The article has been updated to include the statement by Partit Demokratiku.
Political and public action is needed in defence of press freedom as the Maltese media faces increased attempts at intimidation by global firms wanting to silence the press, according to lawyers reacting to the latest threat on The Shift made by Henley and Partners.
The company awarded a multi million-euro contract to act as agents of Malta’s cash-for-citizenship scheme with Prime Minister Joseph Muscat as its salesman, threatened to take legal action against The Shift in the US and the UK if an article was not removed by the next day.
Henley and Partners also ordered this news portal to remove social posts related to the article entitled, ‘Henley and Partners involved in Grenada diplomatic passports scandal,‘ and said The Shift was not to publish the letter containing the threat.
In its reply to Henley and Partners, The Shift said it would not remove the story and the letter received would be published.
The SLAPP – strategic lawsuit against public participation – is a lawsuit that aims to censor, intimidate, and silence critics by burdening them with the cost of a legal defence until they are forced to abandon their criticism.
While Henley and Partners threatens journalists in Malta, it is promoting “an exclusive gala dinner” in London with Maltese tenor Joseph Calleja, which is being organised “with the participation of the Government of Malta”.
The event will be held at Drapers’ Hall in April to “celebrate the remarkable success of the Malta Individual Investor Programme,” as the passport sales scheme is called. The scheme has been mired in controversy and corruption allegations.
Prime Minister Joseph Muscat, who is a regular speaker at Henley and Partners’ international events, was addressing a Henley & Partners conference on citizenship in Hong Kong while the EU Parliament was voting on a report on the rule of law in Malta.
SLAPP lawsuits have been made illegal in many jurisdictions because they impede freedom of speech.
Legal protection can be offered to the press: “The [Maltese] government should legislate to make judgements obtained abroad for defamation unenforceable in Malta,” lawyer Andrew Borg Cardona said.
Journalists and citizens have supported The Shift’s stand on social media, by republishing the letter and the story that Henley and Partners want buried.
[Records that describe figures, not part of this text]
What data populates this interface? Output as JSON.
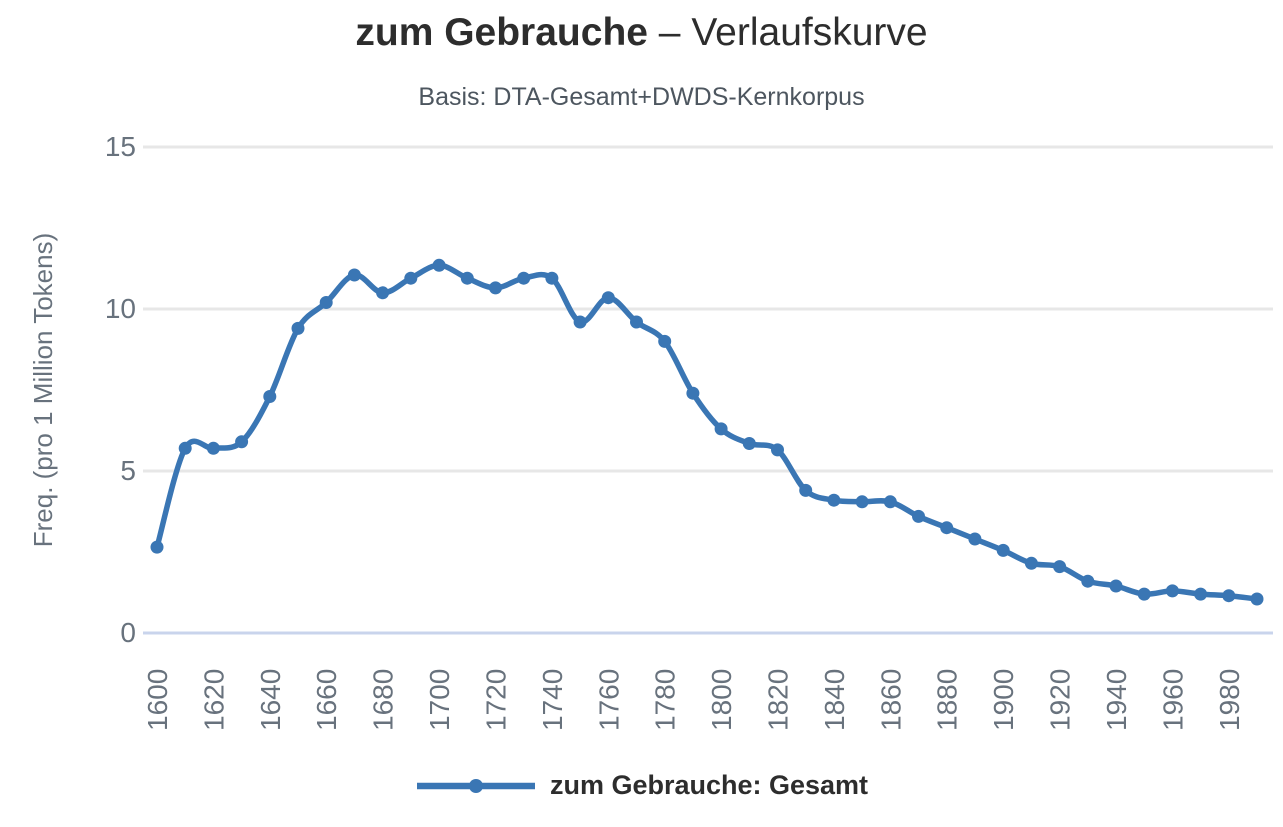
{
  "header": {
    "title_bold": "zum Gebrauche",
    "title_regular": " – Verlaufskurve",
    "subtitle": "Basis: DTA-Gesamt+DWDS-Kernkorpus"
  },
  "legend": {
    "label": "zum Gebrauche: Gesamt"
  },
  "colors": {
    "line": "#3a76b4",
    "grid": "#e7e7e7",
    "axis_line": "#c9d4ec",
    "tick_label": "#68727d",
    "axis_title": "#68727d",
    "title": "#2d2d2d",
    "subtitle": "#4d565f",
    "legend_text": "#2d2d2d"
  },
  "chart_data": {
    "type": "line",
    "title": "zum Gebrauche – Verlaufskurve",
    "subtitle": "Basis: DTA-Gesamt+DWDS-Kernkorpus",
    "xlabel": "",
    "ylabel": "Freq. (pro 1 Million Tokens)",
    "ylim": [
      0,
      15
    ],
    "xlim": [
      1600,
      1990
    ],
    "yticks": [
      0,
      5,
      10,
      15
    ],
    "xticks": [
      1600,
      1620,
      1640,
      1660,
      1680,
      1700,
      1720,
      1740,
      1760,
      1780,
      1800,
      1820,
      1840,
      1860,
      1880,
      1900,
      1920,
      1940,
      1960,
      1980
    ],
    "grid": true,
    "legend_position": "bottom",
    "marker": "circle",
    "smooth": true,
    "series": [
      {
        "name": "zum Gebrauche: Gesamt",
        "x": [
          1600,
          1610,
          1620,
          1630,
          1640,
          1650,
          1660,
          1670,
          1680,
          1690,
          1700,
          1710,
          1720,
          1730,
          1740,
          1750,
          1760,
          1770,
          1780,
          1790,
          1800,
          1810,
          1820,
          1830,
          1840,
          1850,
          1860,
          1870,
          1880,
          1890,
          1900,
          1910,
          1920,
          1930,
          1940,
          1950,
          1960,
          1970,
          1980,
          1990
        ],
        "values": [
          2.65,
          5.7,
          5.7,
          5.9,
          7.3,
          9.4,
          10.2,
          11.05,
          10.5,
          10.95,
          11.35,
          10.95,
          10.65,
          10.95,
          10.95,
          9.6,
          10.35,
          9.6,
          9.0,
          7.4,
          6.3,
          5.85,
          5.65,
          4.4,
          4.1,
          4.05,
          4.05,
          3.6,
          3.25,
          2.9,
          2.55,
          2.15,
          2.05,
          1.6,
          1.45,
          1.2,
          1.3,
          1.2,
          1.15,
          1.05
        ]
      }
    ]
  }
}
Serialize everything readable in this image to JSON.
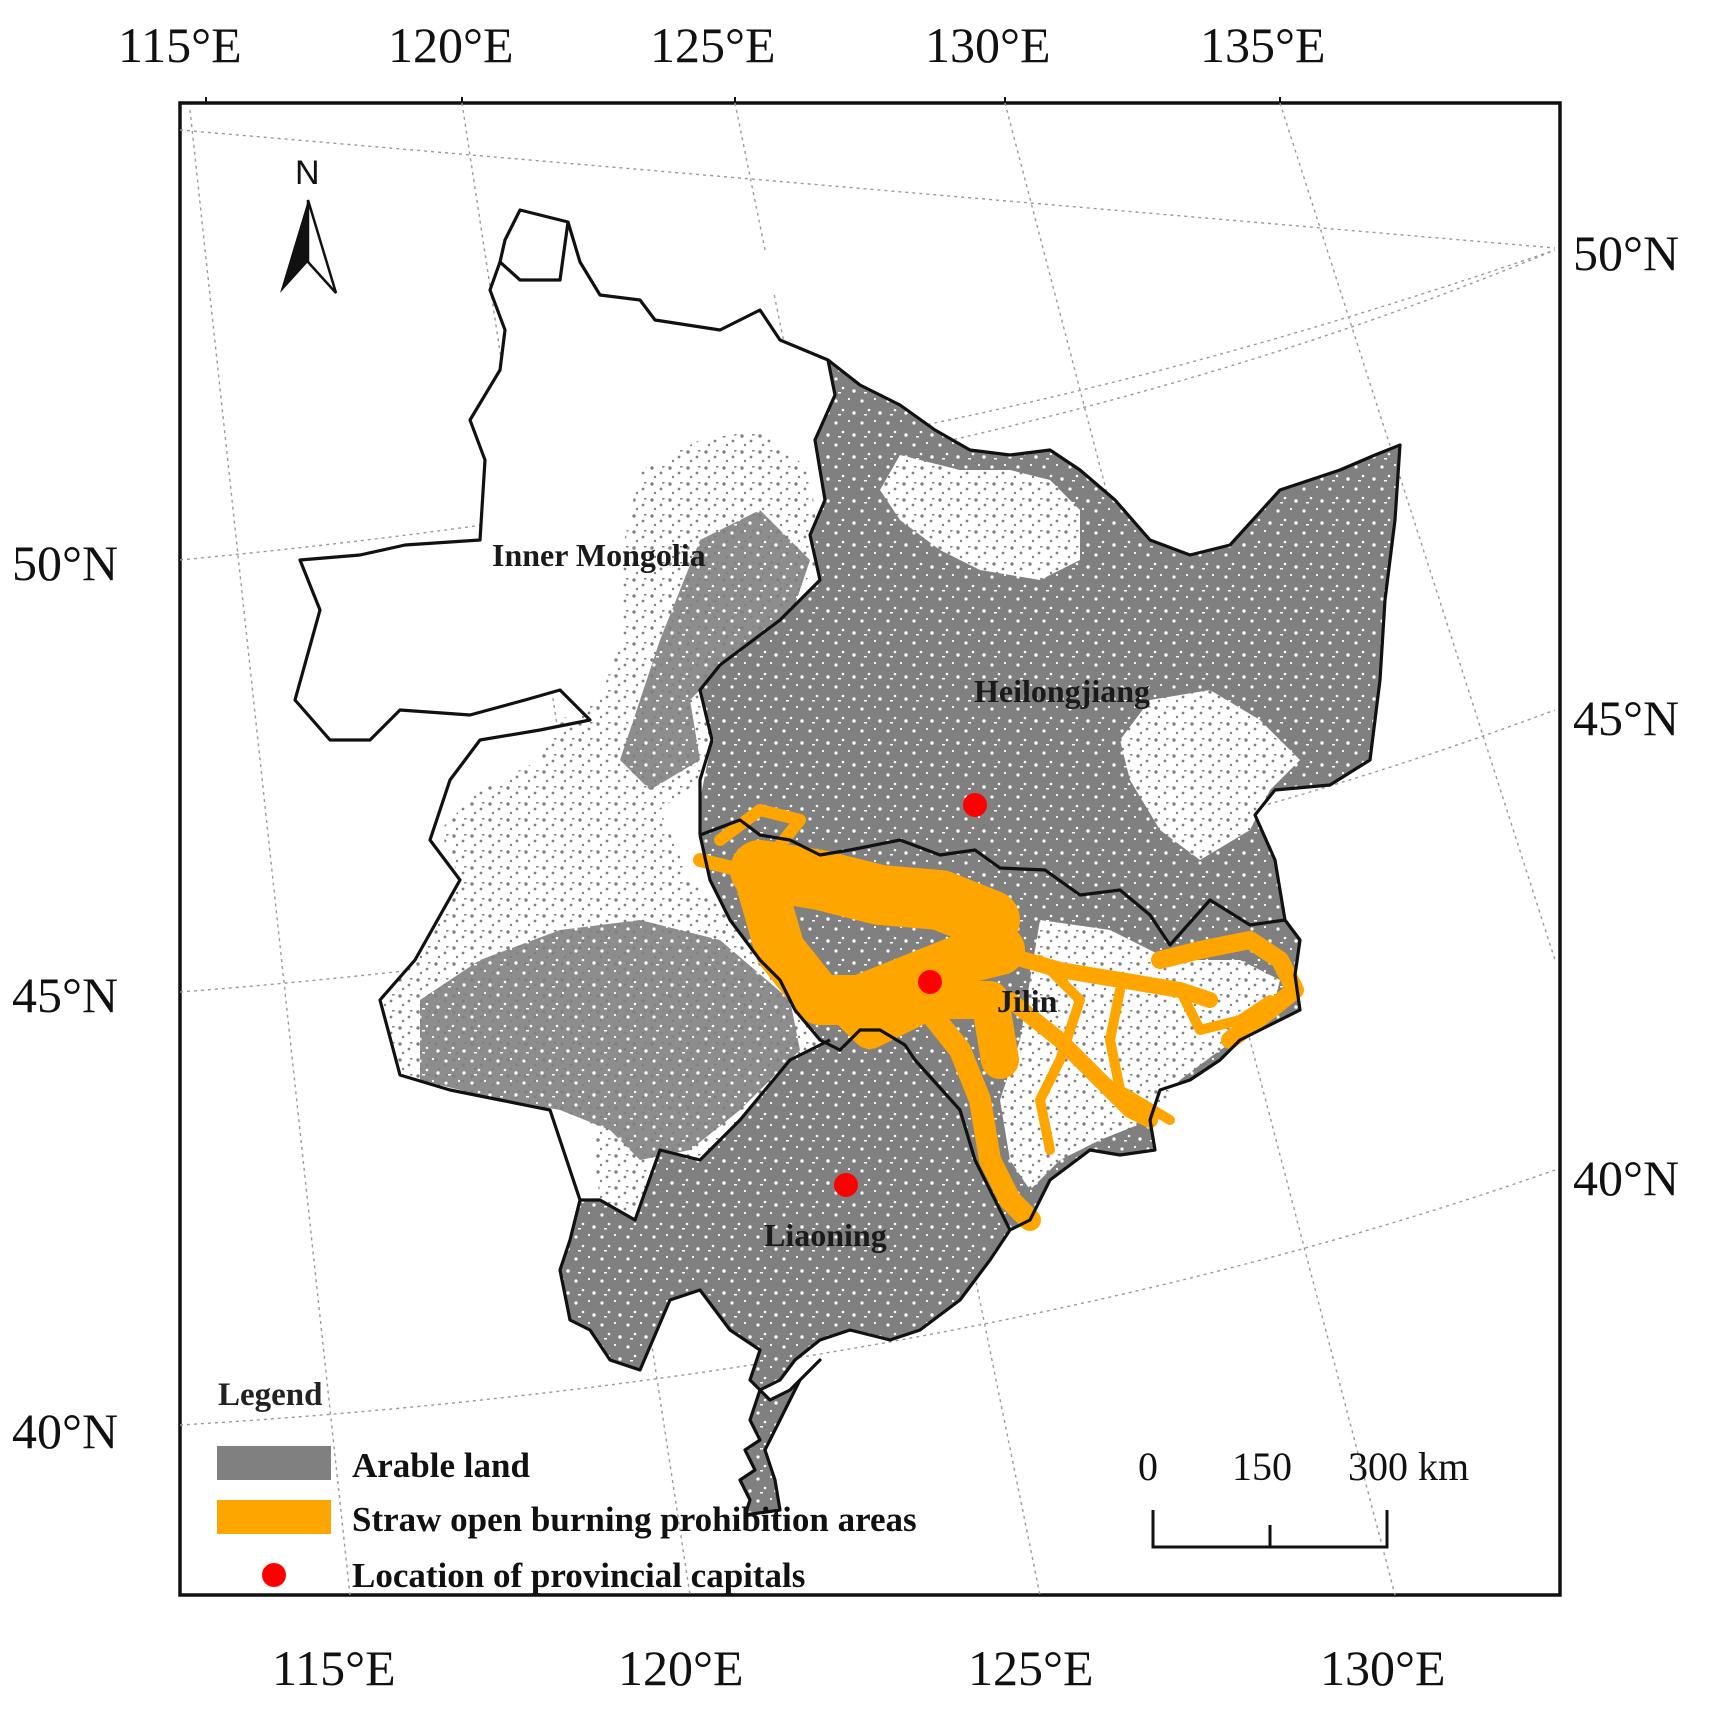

Frederik Obermaier, an investigative journalist for the Munich-based newspaper, Süddeutsche Zeitung, who helped initiate the Panama Papers-revelation, was among those who republished Henley and Partners’ letter to The Shift.
Hundreds of people also supported The Shift’s call for support, when events unfolded on Christmas Eve.
The implications of such lawsuits are severe. “SLAPPs are yet another weapon in this era of post-truth…A SLAPP lawsuit helps create a world where one particular version of the truth vanishes from circulation – not because it was untrue but because it became too expensive to assert.
“One way to fight this assault on freedom of expression is to make it impossible for the SLAPP lawsuit to become effective. Each and every one of us can be part of this. Pick up the news that they want to suppress. Circulate it,” lawyer Jacques Rene Zammit said.
The SLAPP threat is a reality. It is the public’s right to access information, to know the facts, that is being threatened.
It is Orwellian: “The past was erased, the erasure was forgotten, the lie became the truth” (1984).
Partit Demokratiku yesterday issued a statement supporting The Shift’s stand: “We at Partit Demokratiku believe that the ability for the independent press in this country to investigate, report and bring to account both public figures and private companies is an absolutely essential part of our democracy.
“In this atmosphere of lack of transparency regarding anything related to government programmes with private companies and international dealings it is even more essential that the press question, probe, and investigate and put things under scrutiny freely and without fear of persecution”.
The Labour Party and the Nationalist Party have remained silent on the issue.
“A threat to the free press is a threat to all of us. We must show we will not be intimidated by big business and their financial muscle,” PD said.
The Shift is so far the only news outlet in Malta not to succumb to the threat of financially crippling lawsuits, and it has called on the public to support its stand.